De sas en sas

Un film de Rachida Brakni ; avec Zita Hanrot (Nora) , Serge Biavan (le surveillant en chef) , Luc Antoni (Anthony) ; durée 82 minutes

Synopsis

Durant l’été 2013, la canicule s’est installée et Nora se prépare, avec sa mère, a rendre visite à son frère détenu à Fleury-Mérogis. Sur place, elles croisent d’autres femmes, venues voir leur mari. Ensemble, elles passent les multiples portes, essaient d’amadouer les gardiens pour améliorer le confort de leurs proches ou cachent des barres de chocolat dans leur foulard. Souvent, elles se heurtent à l’indifférence du personnel qui suit scrupuleusement le règlement. Toutes se connaissent depuis longtemps. L’une d’elle, exténuée, ne veut plus se rendre au parloir, quitte à ce que son mari ne voit plus sa fille…
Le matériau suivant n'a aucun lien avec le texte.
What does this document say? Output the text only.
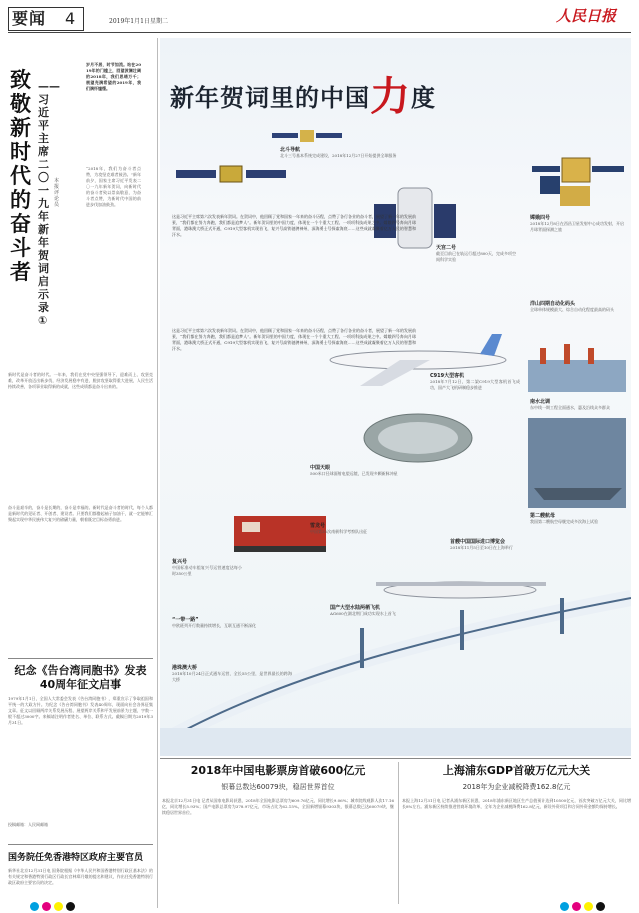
要闻 4	2019年1月1日 星期二	人民日报
致敬新时代的奋斗者
——习近平主席二〇一九年新年贺词启示录①
本报评论员
岁月不居，时节如流。站在2019年的门槛上，回望波澜壮阔的2018年，我们思绪万千；展望充满希望的2019年，我们满怀憧憬。
“2018年，我们为奋斗者点赞，为攻坚克难者鼓劲。”新年前夕，国家主席习近平发表二〇一九年新年贺词，向新时代的奋斗者致以崇高敬意，为奋斗者点赞，为新时代中国的前进步伐加油鼓劲。
新时代是奋斗者的时代。一年来，我们在党中央坚强领导下，迎难而上、攻坚克难，改革开放迈出新步伐，经济发展稳中有进，脱贫攻坚取得重大进展，人民生活持续改善，各项事业取得新的成就，这些成绩都是奋斗出来的。
奋斗是艰辛的，奋斗是长期的，奋斗是幸福的。新时代是奋斗者的时代，每个人都是新时代的见证者、开创者、建设者。只要我们都撸起袖子加油干，就一定能够汇聚起实现中华民族伟大复兴的磅礴力量，朝着既定目标奋勇前进。
纪念《告台湾同胞书》发表40周年征文启事
1979年1月1日，全国人大常委会发表《告台湾同胞书》，郑重宣示了争取祖国和平统一的大政方针。为纪念《告台湾同胞书》发表40周年，现面向社会各界征集文章。征文以回顾两岸关系发展历程、展望两岸关系和平发展前景为主题，字数一般不超过3000字。来稿请注明作者姓名、单位、联系方式。截稿日期为2019年3月31日。
投稿邮箱：人民网邮箱
国务院任免香港特区政府主要官员
新华社北京12月31日电 国务院根据《中华人民共和国香港特别行政区基本法》的有关规定和香港特别行政区行政长官林郑月娥的提名和建议，作出任免香港特别行政区政府主要官员的决定。
新年贺词里的中国力度
这是习近平主席第六次发表新年贺词。在贺词中，他回顾了党和国家一年来的奋斗历程，点赞了各行各业的奋斗者，展望了新一年的发展前景，“我们都在努力奔跑，我们都是追梦人”。新年贺词里的中国力度，体现在一个个重大工程、一项项科技成果之中。嫦娥四号奔向月球背面，港珠澳大桥正式开通，C919大型客机实现首飞，复兴号高铁驰骋神州，深海勇士号探索海底……这些成就凝聚着亿万人民的智慧和汗水。
这是习近平主席第六次发表新年贺词。在贺词中，他回顾了党和国家一年来的奋斗历程，点赞了各行各业的奋斗者，展望了新一年的发展前景，“我们都在努力奔跑，我们都是追梦人”。新年贺词里的中国力度，体现在一个个重大工程、一项项科技成果之中。嫦娥四号奔向月球背面，港珠澳大桥正式开通，C919大型客机实现首飞，复兴号高铁驰骋神州，深海勇士号探索海底……这些成就凝聚着亿万人民的智慧和汗水。
北斗导航
北斗三号基本系统完成建设，2018年12月27日开始提供全球服务
天宫二号
截至目前已在轨运行超过800天，完成多项空间科学实验
嫦娥四号
2018年12月8日在西昌卫星发射中心成功发射，开启月球背面探测之旅
C919大型客机
2018年7月12日，第二架C919大型客机首飞成功，国产大飞机研制稳步推进
洋山四期自动化码头
全球单体规模最大、综合自动化程度最高的码头
南水北调
东中线一期工程全面通水，惠及沿线众多群众
中国天眼
500米口径球面射电望远镜，已发现多颗新脉冲星
第二艘航母
我国第二艘航空母舰完成多次海上试验
雪龙号
中国第35次南极科学考察队出征
首艘中国国际进口博览会
2018年11月5日至10日在上海举行
复兴号
中国标准动车组复兴号运营速度达每小时350公里
“一带一路”
中欧班列开行数量持续增长，互联互通不断深化
国产大型水陆两栖飞机
AG600在湖北荆门成功实现水上首飞
港珠澳大桥
2018年10月24日正式通车运营，全长55公里，是世界最长的跨海大桥
2018年中国电影票房首破600亿元
银幕总数达60079块，稳居世界首位
本报北京12月31日电 记者从国家电影局获悉，2018年全国电影总票房为609.76亿元，同比增长9.06%；城市院线观影人次17.16亿，同比增长5.93%；国产电影总票房为378.97亿元，市场占比为62.15%。全国新增银幕9303块，银幕总数已达60079块，继续稳居世界首位。
上海浦东GDP首破万亿元大关
2018年为企业减税降费162.8亿元
本报上海12月31日电 记者从浦东新区获悉，2018年浦东新区地区生产总值预计达到10500亿元，首次突破万亿元大关，同比增长8%左右。浦东新区持续推进营商环境改革，全年为企业减税降费162.8亿元，新设外资项目和合同外资金额均保持增长。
Critique, par Guillemette Odicino

Paru dans Télérama

Pour Nora et sa mère, Fatma, c’est le jour du parloir. Tout préparer sans rien oublier et rouler, longtemps, vers Fleury-Mérogis, où elles retrouvent d’autres femmes qui, comme elles, visitent, régulièrement, un homme de leur famille. Pour ces mères, ces soeurs, ces épouses de taulards commence alors un véritable parcours du combattant, dans une chaleur caniculaire…
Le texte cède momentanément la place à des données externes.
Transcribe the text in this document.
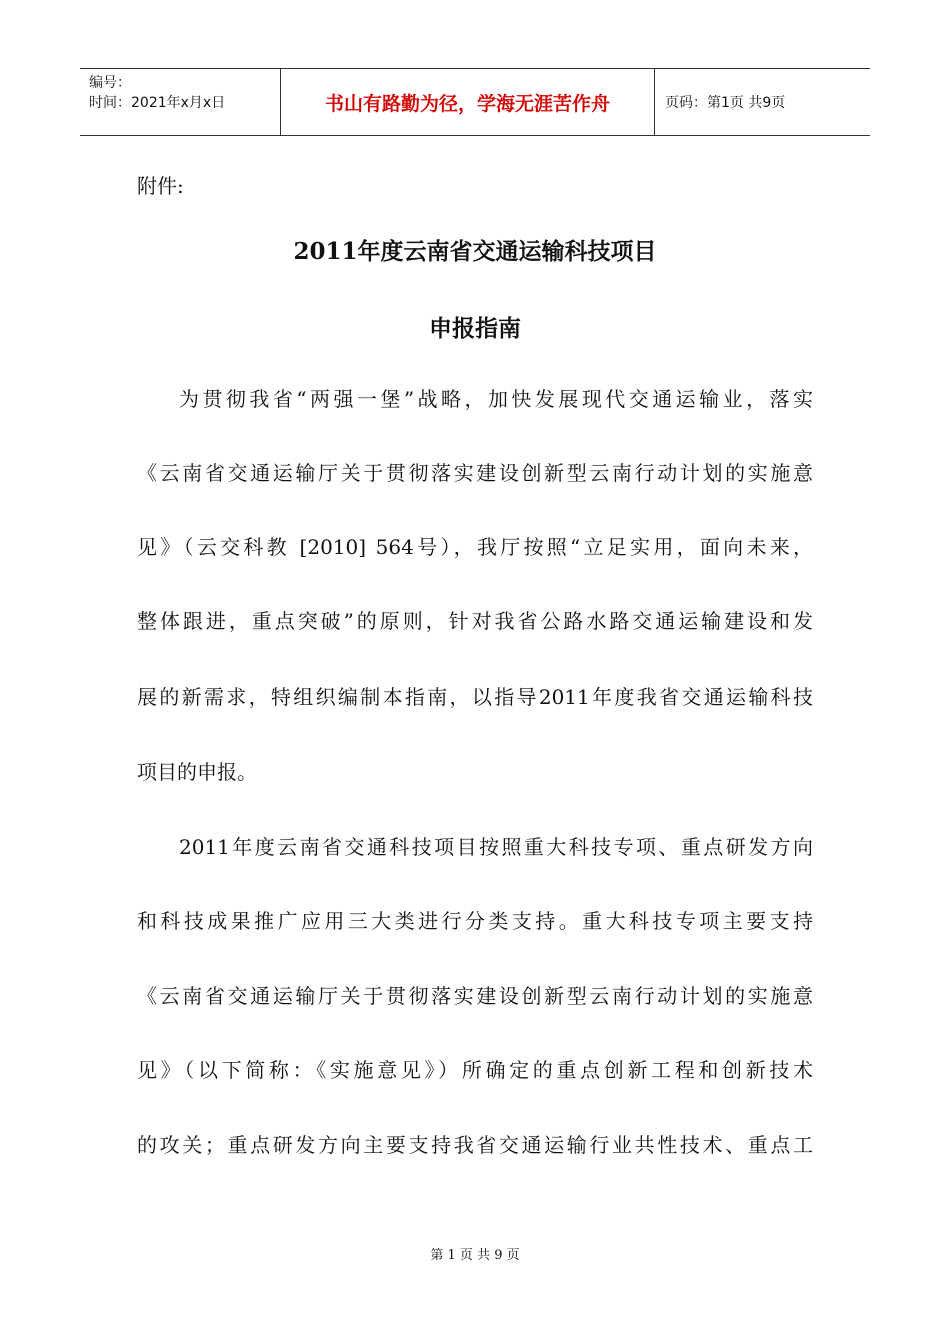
编号：
时间：2021年x月x日	书山有路勤为径，学海无涯苦作舟	页码：第1页 共9页
附件:
2011年度云南省交通运输科技项目
申报指南
为贯彻我省“两强一堡”战略，加快发展现代交通运输业，落实
《云南省交通运输厅关于贯彻落实建设创新型云南行动计划的实施意
见》（云交科教 [2010] 564号），我厅按照“立足实用，面向未来，
整体跟进，重点突破”的原则，针对我省公路水路交通运输建设和发
展的新需求，特组织编制本指南，以指导2011年度我省交通运输科技
项目的申报。
2011年度云南省交通科技项目按照重大科技专项、重点研发方向
和科技成果推广应用三大类进行分类支持。重大科技专项主要支持
《云南省交通运输厅关于贯彻落实建设创新型云南行动计划的实施意
见》（以下简称：《实施意见》）所确定的重点创新工程和创新技术
的攻关；重点研发方向主要支持我省交通运输行业共性技术、重点工
第 1 页 共 9 页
Rachida Brakni, qui passe à la réalisation, frappe fort avec ce portrait de quelques « condamnées collatérales » à la prison. C’est d’abord un superbe gynécée (composé d’actrices professionnelles et non professionnelles), d’une mixité sociale exemplaire et d’une solidarité insolente : à chaque visite, il faut tenir, rester gaies, papoter comme si de rien n’était, tenter d’amadouer les gardiens, eux aussi victimes de l’enfermement, ou gueuler pour être entendues par l’administration pénitentiaire.

Le contrôle, les vestiaires, la lingerie où elles rapportent du linge propre pour leur prisonnier : tout semble d’une totale véracité. Mais De sas en sas est plus qu’un film social. Rachida Brakni dispose ses héroïnes dans ses plans comme une photographe. Elle orchestre leurs mouvements, des plus énergiques aux plus infimes, avec une grande expressivité : le rouge d’un chemisier, le jaune d’un sac, le bleu électrique d’un blouson éclatant, autant de signes extérieurs de vitalité dans cet intérieur de murs lépreux, de lino terne et de gris acier.

Quand la chaleur et l’attente deviennent insupportables, que les corps et les esprits s’échauffent, Rachida Brakni resserre le tableau sur la peine que ces femmes ont à purger, elles : leur sentiment de culpabilité. De ne pas avoir suffisamment surveillé leurs fils. De ne plus vouloir passer des après-midi entières au parloir pour leurs frères. D’avoir honte d’être mariée à un taulard… Quand s’ouvrira le dernier sas, cette satanée porte du parloir, la violence sera oubliée, et elles souriront, à nouveau, parce qu’il le faut bien. On ne verra pas ces hommes qu’elles viennent visiter. Dans ce huis clos flamboyant, pour une fois, il n’y a qu’elles qui comptent.